Of all the people that have no business being on facebook, Moms might be at the top of the list. Shanon sent me this comment she saw on one of her client's facebook pages, from his Mom:
"Before you were conceived, I wanted you. Before you were born, I loved you. When you were born, I saw your face and I knew I was in love. Before you were an hour old, I knew I would die for you. To this day, I will. Mother's day isn't about giving me anything, it's celebrating all that you already have!!"

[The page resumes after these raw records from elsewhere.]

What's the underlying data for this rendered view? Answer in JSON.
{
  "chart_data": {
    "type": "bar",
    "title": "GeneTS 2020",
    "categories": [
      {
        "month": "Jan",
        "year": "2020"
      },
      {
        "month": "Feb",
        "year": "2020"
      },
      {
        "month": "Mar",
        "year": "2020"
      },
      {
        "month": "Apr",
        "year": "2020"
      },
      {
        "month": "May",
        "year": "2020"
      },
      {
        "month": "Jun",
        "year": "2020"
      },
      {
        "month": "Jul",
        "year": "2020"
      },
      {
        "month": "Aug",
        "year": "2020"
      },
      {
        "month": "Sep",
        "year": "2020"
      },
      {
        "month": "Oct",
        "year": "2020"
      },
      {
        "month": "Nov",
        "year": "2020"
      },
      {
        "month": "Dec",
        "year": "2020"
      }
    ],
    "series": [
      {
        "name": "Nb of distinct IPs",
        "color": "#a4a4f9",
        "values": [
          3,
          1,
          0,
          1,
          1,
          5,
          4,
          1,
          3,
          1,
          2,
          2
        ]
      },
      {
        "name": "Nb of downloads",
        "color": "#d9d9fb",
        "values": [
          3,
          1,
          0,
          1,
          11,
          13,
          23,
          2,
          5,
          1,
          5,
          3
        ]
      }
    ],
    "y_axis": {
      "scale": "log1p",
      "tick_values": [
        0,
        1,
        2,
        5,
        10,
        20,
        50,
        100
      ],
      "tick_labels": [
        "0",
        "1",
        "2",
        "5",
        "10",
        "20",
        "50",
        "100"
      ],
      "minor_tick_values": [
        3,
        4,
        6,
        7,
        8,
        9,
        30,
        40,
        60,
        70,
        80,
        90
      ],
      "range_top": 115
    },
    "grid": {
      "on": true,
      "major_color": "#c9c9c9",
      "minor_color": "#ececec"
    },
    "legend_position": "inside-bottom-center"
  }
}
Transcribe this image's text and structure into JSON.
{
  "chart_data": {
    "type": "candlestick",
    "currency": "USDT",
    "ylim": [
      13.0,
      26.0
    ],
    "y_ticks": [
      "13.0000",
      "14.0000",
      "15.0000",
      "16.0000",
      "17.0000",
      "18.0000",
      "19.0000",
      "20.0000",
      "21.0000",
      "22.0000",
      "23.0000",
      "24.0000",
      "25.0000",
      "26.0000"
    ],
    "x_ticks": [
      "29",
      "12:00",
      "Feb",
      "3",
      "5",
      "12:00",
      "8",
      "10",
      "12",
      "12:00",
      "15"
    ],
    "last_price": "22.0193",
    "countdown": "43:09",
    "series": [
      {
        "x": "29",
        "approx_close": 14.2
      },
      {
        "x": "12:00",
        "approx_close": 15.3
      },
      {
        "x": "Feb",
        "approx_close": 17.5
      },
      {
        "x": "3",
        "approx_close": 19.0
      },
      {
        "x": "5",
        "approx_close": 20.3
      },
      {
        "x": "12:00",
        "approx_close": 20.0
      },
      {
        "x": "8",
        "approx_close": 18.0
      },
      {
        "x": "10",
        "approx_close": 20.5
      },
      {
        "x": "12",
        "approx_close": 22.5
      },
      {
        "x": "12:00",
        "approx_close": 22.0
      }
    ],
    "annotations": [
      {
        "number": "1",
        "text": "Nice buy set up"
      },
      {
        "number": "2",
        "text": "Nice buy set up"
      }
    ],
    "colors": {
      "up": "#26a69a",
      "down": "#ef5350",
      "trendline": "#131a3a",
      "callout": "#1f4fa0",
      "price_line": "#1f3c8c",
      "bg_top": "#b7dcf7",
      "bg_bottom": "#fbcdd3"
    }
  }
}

This is the equivalent of Mom leaving you a note in your elementary school lunch bag and guess what, it makes me want to give you a noogie and steal your Twinkies just as much now as it did back then. Old Moms always leave comments like this. Yeah, they're supposed to be "sweet" & "endearing," but how an I supposed to leave a comment like "I can't believe you pooped on Andy's skylight last night" right below a heart-warming piece of Mom-poetry like that? One time my friend was being a vagina and so I commented as much on his facewall. His Mom (who I have known forever) commented right below mine. This is why whenever my Mom asks about facebook I make it look really high-tech and complicated, since the only thing worse than having to block your own Mom would be giving her lessons.

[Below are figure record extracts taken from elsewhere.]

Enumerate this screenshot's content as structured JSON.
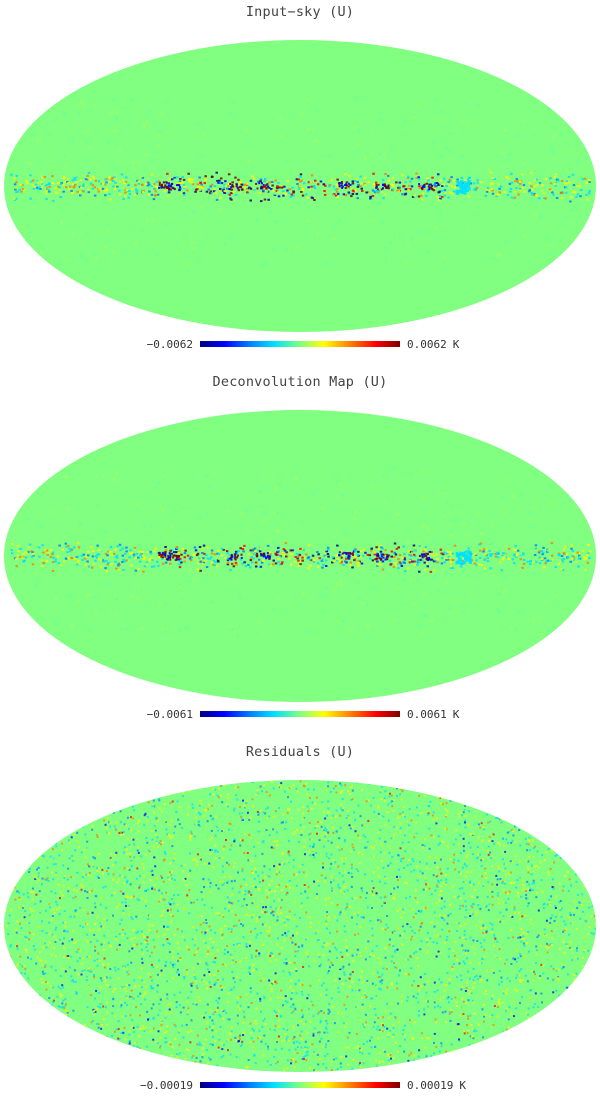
{
  "panels": [
    {
      "title": "Input−sky (U)",
      "map": "galactic-plane",
      "colorbar": {
        "min": "−0.0062",
        "max": "0.0062",
        "unit": "K"
      }
    },
    {
      "title": "Deconvolution Map (U)",
      "map": "galactic-plane",
      "colorbar": {
        "min": "−0.0061",
        "max": "0.0061",
        "unit": "K"
      }
    },
    {
      "title": "Residuals (U)",
      "map": "noise",
      "colorbar": {
        "min": "−0.00019",
        "max": "0.00019",
        "unit": "K"
      }
    }
  ],
  "colors": {
    "background_map": "#80ff80",
    "colormap": [
      "#00007f",
      "#0000ff",
      "#0080ff",
      "#00e0ff",
      "#80ff80",
      "#ffff00",
      "#ff8000",
      "#ff0000",
      "#7f0000"
    ]
  }
}
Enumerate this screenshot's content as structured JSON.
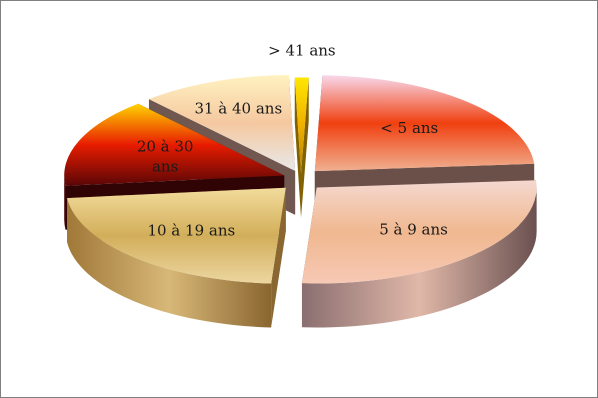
{
  "chart_data": {
    "type": "pie",
    "title": "",
    "categories": [
      "< 5 ans",
      "5 à 9 ans",
      "10 à 19 ans",
      "20 à 30 ans",
      "31 à 40 ans",
      "> 41 ans"
    ],
    "values": [
      23,
      27,
      22,
      15,
      11,
      1
    ],
    "colors": {
      "< 5 ans": [
        "#f8d9ec",
        "#f04010",
        "#f0b090"
      ],
      "5 à 9 ans": [
        "#f5d8d0",
        "#f0b890",
        "#f7c8b4"
      ],
      "10 à 19 ans": [
        "#f2dc9c",
        "#d2ae5a",
        "#ecd6a0"
      ],
      "20 à 30 ans": [
        "#ffd400",
        "#e81c00",
        "#5a0606"
      ],
      "31 à 40 ans": [
        "#fff2c0",
        "#f5c8a0",
        "#e8e8e8"
      ],
      "> 41 ans": [
        "#ffe600",
        "#f0b000",
        "#b08000"
      ]
    },
    "side_colors": {
      "< 5 ans": [
        "#9a7060",
        "#c8a090",
        "#6a5048"
      ],
      "5 à 9 ans": [
        "#8a6e70",
        "#e0b8a8",
        "#6a5050"
      ],
      "10 à 19 ans": [
        "#a07838",
        "#d8b878",
        "#8a6630"
      ],
      "20 à 30 ans": [
        "#300404",
        "#5a0808",
        "#300404"
      ],
      "31 à 40 ans": [
        "#806860",
        "#b09888",
        "#705850"
      ],
      "> 41 ans": [
        "#a08000",
        "#d0a800",
        "#806000"
      ]
    },
    "legend": "none",
    "label_placement": "inside",
    "style": "3d-exploded"
  }
}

You're probably thinking but what about cool hip young Moms? Well they are even WORSE, because all they do is put picture after picture after picture up of their brand new baby and change their status update every time it farts. Why would you want to put all those pics of your baby up anyways, I feel like that's en open invitation for some Hand That Rocks The Cradle shit to go down. I fucking love that movie.